With an awkward title and a studio known for their crappy animation, dated pop references, and lowbrow humor, I certainly wasn’t expecting much from HTTYD. But few animated films have given me such a rush of pure adrenaline, primarily thanks to John Powell’s music. The story is heartwarming and witty, but it is Powell’s music that really helps the film take flight. The test drive sequence is a thrilling marriage of animation and music.

The Wind and the Lion soundtrack
The Artist soundtrack


One of the few films on this list I haven’t seen. I’ve tried, God knows I’ve tried, but I just can’t get into it. Maybe it’s Sean Connery as an Arab or Brian Keith as, well anything that’s not Uncle Bill. Though I have zero interest in the story, I do, however, have fond memories of our high school band butchering an arrangement of Jerry Goldsmith’s Oscar-nominated music. We clarinets got stuck with the violin parts and those action sequences were incredibly difficult. Hence the word “butchering”. Thankfully, I can still enjoy a score even without the unpleasant memories attached to it.

33. THE ARTIST (2011)

Even with the VERTIGO cue, this Oscar-winning Best Picture is a sublime marriage of image and music. I fell in love with this delightful silent film immediately upon hearing a preview of the score. Was it because the music reminded me of the Golden Age music I so dearly love? Perhaps. But the film also reminds me of the numerous afternoons plopped down in front of the TV watching classic Hollywood movies. I still revisit this score. I don’t expect that will change.

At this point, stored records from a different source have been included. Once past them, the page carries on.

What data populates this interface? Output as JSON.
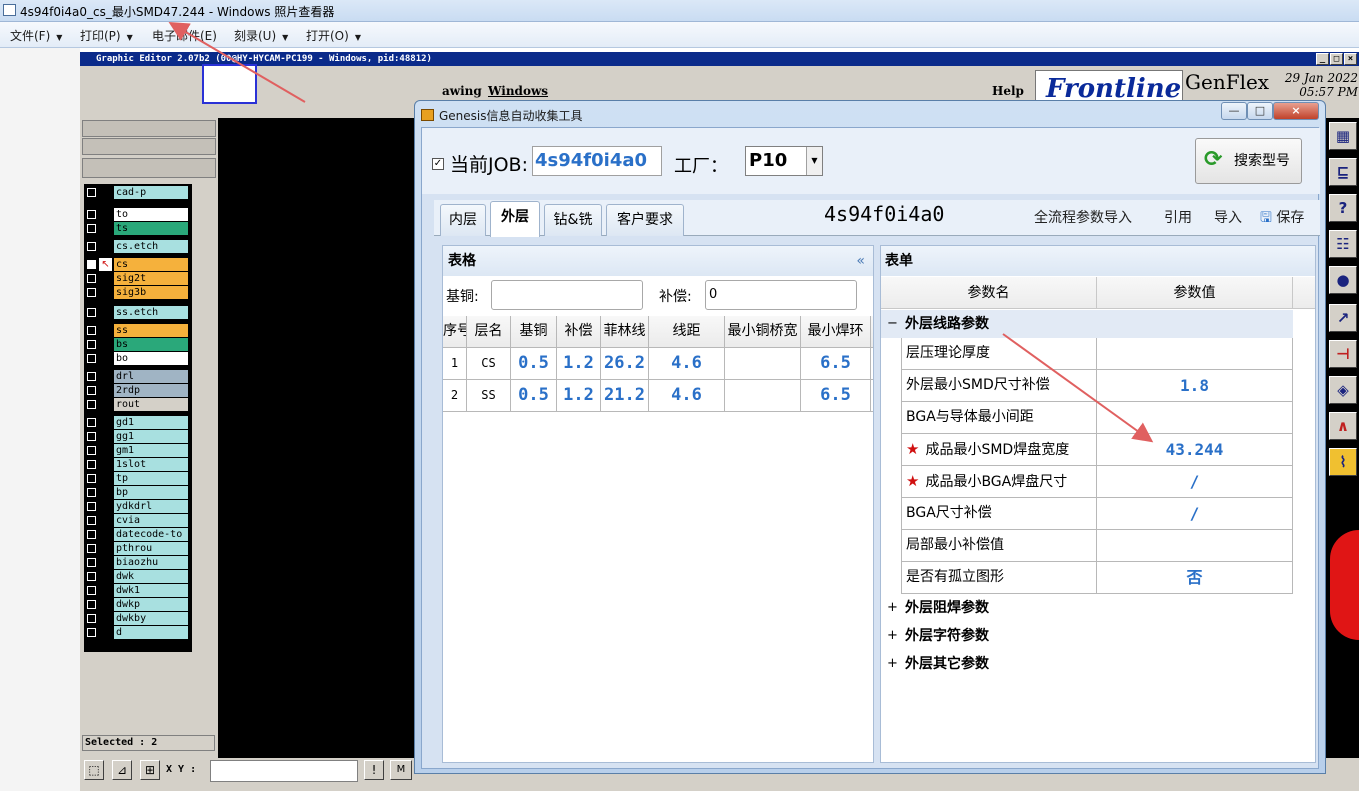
{
  "viewer": {
    "title": "4s94f0i4a0_cs_最小SMD47.244 - Windows 照片查看器",
    "menu": [
      {
        "label": "文件(F)"
      },
      {
        "label": "打印(P)"
      },
      {
        "label": "电子邮件(E)"
      },
      {
        "label": "刻录(U)"
      },
      {
        "label": "打开(O)"
      }
    ]
  },
  "editor": {
    "title": "Graphic Editor 2.07b2 (00@HY-HYCAM-PC199 - Windows, pid:48812)",
    "menu": {
      "drawing": "awing",
      "windows": "Windows",
      "help": "Help"
    },
    "logo": "Frontline",
    "product": "GenFlex",
    "date": "29 Jan 2022",
    "time": "05:57 PM",
    "selected": "Selected : 2",
    "xy_label": "X Y :",
    "status_char": "M"
  },
  "layers": [
    {
      "name": "cad-p",
      "color": "#a8e0e0"
    },
    {
      "name": "to",
      "color": "#ffffff"
    },
    {
      "name": "ts",
      "color": "#2aa87a"
    },
    {
      "name": "cs.etch",
      "color": "#a8e0e0"
    },
    {
      "name": "cs",
      "color": "#f5b13c"
    },
    {
      "name": "sig2t",
      "color": "#f5b13c"
    },
    {
      "name": "sig3b",
      "color": "#f5b13c"
    },
    {
      "name": "ss.etch",
      "color": "#a8e0e0"
    },
    {
      "name": "ss",
      "color": "#f5b13c"
    },
    {
      "name": "bs",
      "color": "#2aa87a"
    },
    {
      "name": "bo",
      "color": "#ffffff"
    },
    {
      "name": "drl",
      "color": "#a0b4c4"
    },
    {
      "name": "2rdp",
      "color": "#a0b4c4"
    },
    {
      "name": "rout",
      "color": "#d4d0c8"
    },
    {
      "name": "gd1",
      "color": "#a8e0e0"
    },
    {
      "name": "gg1",
      "color": "#a8e0e0"
    },
    {
      "name": "gm1",
      "color": "#a8e0e0"
    },
    {
      "name": "1slot",
      "color": "#a8e0e0"
    },
    {
      "name": "tp",
      "color": "#a8e0e0"
    },
    {
      "name": "bp",
      "color": "#a8e0e0"
    },
    {
      "name": "ydkdrl",
      "color": "#a8e0e0"
    },
    {
      "name": "cvia",
      "color": "#a8e0e0"
    },
    {
      "name": "datecode-to",
      "color": "#a8e0e0"
    },
    {
      "name": "pthrou",
      "color": "#a8e0e0"
    },
    {
      "name": "biaozhu",
      "color": "#a8e0e0"
    },
    {
      "name": "dwk",
      "color": "#a8e0e0"
    },
    {
      "name": "dwk1",
      "color": "#a8e0e0"
    },
    {
      "name": "dwkp",
      "color": "#a8e0e0"
    },
    {
      "name": "dwkby",
      "color": "#a8e0e0"
    },
    {
      "name": "d",
      "color": "#a8e0e0"
    }
  ],
  "dialog": {
    "title": "Genesis信息自动收集工具",
    "job_label": "当前JOB:",
    "job_value": "4s94f0i4a0",
    "factory_label": "工厂：",
    "factory_value": "P10",
    "search_button": "搜索型号",
    "tabs": [
      "内层",
      "外层",
      "钻&铣",
      "客户要求"
    ],
    "active_tab": "外层",
    "job_display": "4s94f0i4a0",
    "actions": {
      "import_all": "全流程参数导入",
      "reference": "引用",
      "import": "导入",
      "save": "保存"
    },
    "table": {
      "title": "表格",
      "collapse": "«",
      "base_copper_label": "基铜:",
      "base_copper_value": "",
      "comp_label": "补偿:",
      "comp_value": "0",
      "headers": [
        "序号",
        "层名",
        "基铜",
        "补偿",
        "菲林线",
        "线距",
        "最小铜桥宽",
        "最小焊环"
      ],
      "rows": [
        [
          "1",
          "CS",
          "0.5",
          "1.2",
          "26.2",
          "4.6",
          "",
          "6.5"
        ],
        [
          "2",
          "SS",
          "0.5",
          "1.2",
          "21.2",
          "4.6",
          "",
          "6.5"
        ]
      ]
    },
    "form": {
      "title": "表单",
      "col_name": "参数名",
      "col_value": "参数值",
      "group1": "外层线路参数",
      "group1_toggle": "−",
      "params": [
        {
          "name": "层压理论厚度",
          "value": "",
          "star": false
        },
        {
          "name": "外层最小SMD尺寸补偿",
          "value": "1.8",
          "star": false
        },
        {
          "name": "BGA与导体最小间距",
          "value": "",
          "star": false
        },
        {
          "name": "成品最小SMD焊盘宽度",
          "value": "43.244",
          "star": true
        },
        {
          "name": "成品最小BGA焊盘尺寸",
          "value": "/",
          "star": true
        },
        {
          "name": "BGA尺寸补偿",
          "value": "/",
          "star": false
        },
        {
          "name": "局部最小补偿值",
          "value": "",
          "star": false
        },
        {
          "name": "是否有孤立图形",
          "value": "否",
          "star": false
        }
      ],
      "groups_collapsed": [
        "外层阻焊参数",
        "外层字符参数",
        "外层其它参数"
      ],
      "collapsed_toggle": "+"
    }
  },
  "colors": {
    "accent_blue": "#2a70c8",
    "arrow": "#e06060",
    "star": "#d01010"
  }
}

It's a Mad, Mad, Mad World soundtrack

32. JAWS (1975)

When I first saw JAWS, I didn’t understand the effect of John Williams’s music on the film. My nerdy 12-year-old self was too busy having the crap scared out of him. However, I was sufficiently impressed to “vote” in a blanket way for anything JAWS when I watched my first Oscar ceremony the following year. I thought the film was the epitome of film and should have won Best Picture over a bunch of stuff I’d never seen or heard of. In many ways I was wrong. And yet perhaps I wasn’t. I’d rather watch JAWS over and over than many of the stuffier films released that year. And Williams’s dum-dum-dum-dum-dum-dum-dum will probably freak me out till my dying breath.

31. IT’S A MAD, MAD, MAD, MAD WORLD (1963)

Given the plethora of comedic talent on display, I find this film incredibly unfunny. Long, lumbering and overly broad in execution, the film is, if nothing else, mad. Thankfully, we have Ernest Gold’s Oscar-nominated music to keep things humming along. Gold’s score is every bit as goofy and broad as the film, but with a light touch and hummability that almost makes the waste of two and a half hours bearable. Skip the movie and stick to the music.